(Ma participation à l’atelier d’écriture qui consiste à illustrer la photo ci-dessous)
Mes souvenirs sont diffus. J’ai enfoui mes racines au plus profond de ma conscience. Ne pas détoner. J’ai oublié des choses avec le temps, celles qui sont en-deçà. De celles qui ressurgissent dans des habitudes, des réactions, ou des gestes et croyances sans qu’on ne le veuille.
Arrachée à la terre, j’ai cherché un moyen de la rejoindre.

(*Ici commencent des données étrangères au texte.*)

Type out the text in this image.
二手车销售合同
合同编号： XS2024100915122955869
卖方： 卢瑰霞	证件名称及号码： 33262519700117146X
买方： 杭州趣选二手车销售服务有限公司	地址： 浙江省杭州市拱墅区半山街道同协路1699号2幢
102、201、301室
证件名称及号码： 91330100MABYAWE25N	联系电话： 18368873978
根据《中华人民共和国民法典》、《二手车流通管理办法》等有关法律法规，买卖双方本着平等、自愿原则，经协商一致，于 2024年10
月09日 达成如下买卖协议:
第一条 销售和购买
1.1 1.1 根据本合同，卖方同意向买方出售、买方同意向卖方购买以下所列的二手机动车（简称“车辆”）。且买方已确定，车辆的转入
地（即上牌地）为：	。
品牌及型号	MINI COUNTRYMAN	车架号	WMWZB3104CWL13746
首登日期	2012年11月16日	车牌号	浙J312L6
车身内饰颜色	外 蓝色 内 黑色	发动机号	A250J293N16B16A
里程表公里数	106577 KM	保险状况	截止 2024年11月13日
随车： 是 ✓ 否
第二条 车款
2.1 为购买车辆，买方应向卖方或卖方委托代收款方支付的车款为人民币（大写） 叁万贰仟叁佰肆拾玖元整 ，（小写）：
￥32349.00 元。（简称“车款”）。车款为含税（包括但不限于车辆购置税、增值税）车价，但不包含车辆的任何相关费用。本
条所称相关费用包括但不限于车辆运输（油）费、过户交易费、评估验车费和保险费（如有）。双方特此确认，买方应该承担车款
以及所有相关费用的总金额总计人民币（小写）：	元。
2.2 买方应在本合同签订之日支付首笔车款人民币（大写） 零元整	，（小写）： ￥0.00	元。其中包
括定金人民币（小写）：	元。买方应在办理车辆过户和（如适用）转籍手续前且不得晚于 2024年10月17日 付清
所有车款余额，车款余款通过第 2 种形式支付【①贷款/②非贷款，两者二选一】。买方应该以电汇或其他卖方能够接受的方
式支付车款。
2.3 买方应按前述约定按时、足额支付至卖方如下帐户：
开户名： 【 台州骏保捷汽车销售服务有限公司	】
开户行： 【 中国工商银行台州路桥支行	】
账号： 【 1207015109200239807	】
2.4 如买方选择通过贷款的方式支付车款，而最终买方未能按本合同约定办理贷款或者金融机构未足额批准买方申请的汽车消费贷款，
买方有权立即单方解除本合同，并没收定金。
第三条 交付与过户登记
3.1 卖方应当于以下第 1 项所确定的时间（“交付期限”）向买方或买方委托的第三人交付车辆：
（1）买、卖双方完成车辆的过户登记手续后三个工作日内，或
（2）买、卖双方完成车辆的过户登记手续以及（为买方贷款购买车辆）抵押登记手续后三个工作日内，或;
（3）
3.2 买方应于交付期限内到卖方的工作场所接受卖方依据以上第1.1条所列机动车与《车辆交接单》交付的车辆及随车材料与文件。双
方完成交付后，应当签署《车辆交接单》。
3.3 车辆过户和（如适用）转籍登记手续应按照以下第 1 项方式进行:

Très loin, j’ai revu l’agitation des rues, des marchés et des terrains de jeu. Une enfance passée dans un autre pays, dans un autre temps, dans une autre vie.
Il a fallu m’ancrer.
Très rapidement, j’ai voulu assimiler ce que j’avais oublié. J’ai coloré mes plats avec les épices, décrivant des arabesques de senteurs en libérant les arômes. Mais ce besoin vital satisfait, mon instinct m’a poussé à suivre d’autres intuitions, celle dictées par les gestes. Dans la créativité, j’ai voulu exaucer mes émotions.
J’ai commencé le long cheminement en moi-même pour me connaître. Arpentant les sinuosités et les fibres de mon corps, c’est son intériorité que j’ai défrichée. J’ai renforcé mes cuisses, je me suis plantée au sol. Les gestes semblaient naturels. Ils me permettaient d’exprimer dans un langage plus juste ce qui avait été enseveli dans les plis de ma mémoire et dans les recoins de mon corps.
Pourtant souvent l’image d’une fillette, en penjabi orange et violet (ces associations bariolées qu’on ose et qu’on ne voit que là-bas) qui court dans les allées d’un marché tout en circonvolutions me revient à l’esprit.
Souvent dans des situations qui n’ont aucun rapport, en me rattrapant à la barre du métro lorsque la rame a un mouvement d’accélération, quand j’ouvre la porte au cinéma, quand je me saisi de mes couverts au restaurant.
Elle court en riant, insouciante. Les allées s’assombrissent à l’approche de la nuit mais restent réchauffées par le soleil, qui les a inondées la journée durant. Les marchands, elle les connait : les frères qui vendent les fruits et légumes qu’ils s’amusent à empiler en pyramides vertigineuses, les vendeuses de fleurs qui sentent aussi bons que leurs pétales multicolores, la vieille femme ridée perdue au milieu des gousses d’ail qui semblent repousser pour l’éternité le mauvais œil, les femmes et leurs huiles parfumées, leurs pigments de couleur disposés en amas de poudres colorées.
Pour l’heure, j’ai récupéré mon bagage sur le tapis roulant et je l’ai mis dans le chariot que j’ai commencé à pousser.
Elle rit en saluant tout le monde. Elle croque dans un gâteau offert son ami pâtissier, et le miel en jaillit en ruisselant le long de sa main et sur son poignet.
Une bouffée de chaleur, d’humidité et de parfums caractéristiques m’a saisie. Se sentir à sa place, c’est là une sensation unique.